Uboat Line, wybrane wskaźniki finansowe, obliczenia własne

Powtórzę tezę: z punktu widzenia obligatariuszy liczby bronią Uboat Line (choć oczywiście lepiej by było, gdyby spółka nie rosła tak dynamicznie i pilnowała płynności 🙂 ). Życzę spółce, aby pozostałe obszary będące czynnikami ryzyka, w tym komunikacja z inwestorami, weszły na solidny poziom.

Obligacje Uboat – Line, podsumowanie

  1. Sprzedaż w Uboat Line rośnie dynamicznie, przy zachowaniu marży na bilecie,
  2. Cieszy powrót spółki do komunikacji z inwestorami, 
  3. Uboat ponosi koszty tworzenia nowych rodzajów działalności, oby te koszty spłaciły się w przyszłości,
  4. Znane jest powiedzenie, że często firmy upadają nie przez słabe wyniki, ale przez brak płynności.
    Panie prezesie, być może warto podwyższyć cenę biletów o 5% by trochę zdusić sprzedaż, a osiągnąć lepsze marże i lepszą płynność? 
  5. Dziś kupując swoje obligacje na Catalyst po 80% wartości, Uboat „od ręki” zarobiłby 20% na każdym takim zakupie (bez ryzyka). To więcej, niż na biletach promowych – nawet uwzględniając dwukrotny obrót tymi środkami do czasu wykupu obligacji w terminie. Patrz punkt 4.
  6. Inwestując środki w nowe dziedziny działalności warto być pewnym, że najgorszy scenariusz (wykup obligacji bez możliwości ich rolowania) jest zabezpieczony.

Życzę Uboat Line powodzenia i w komunikacji z inwestorami i w biznesie, proszę pamiętać, że inwestorzy pożyczają swoje pieniądze spółce nie mając potem nad nimi żadnej kontroli. Powinni wiedzieć, co się w Uboat dzieje – począwszy od raportów bieżących, na raportach finansowych kończąc.

Analizy i informacje zamieszczane na blogu są osobistymi opiniami autora i nie mogą być traktowane jako rekomendacje inwestycyjne w rozumieniu Rozporządzenia Ministra Finansów z dnia 19 października 2005 roku w sprawie informacji stanowiących rekomendacje dotyczące instrumentów finansowych, ich emitentów lub wystawców (Dz.

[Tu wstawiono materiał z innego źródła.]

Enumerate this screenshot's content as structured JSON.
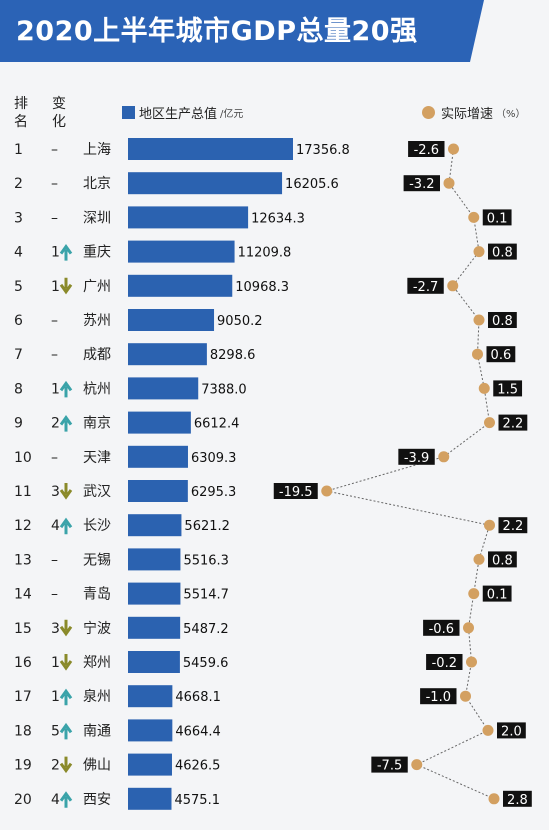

U. z 2005 roku, Nr 206, poz. 1715). Autor nie ponosi odpowiedzialności za decyzje inwestycyjne podjęte na podstawie niniejszych artykułów, ani za szkody poniesione w wyniku decyzji inwestycyjnych podjętych na podstawie treści strony. Czytelnik podejmuje decyzje inwestycyjne na własną odpowiedzialność.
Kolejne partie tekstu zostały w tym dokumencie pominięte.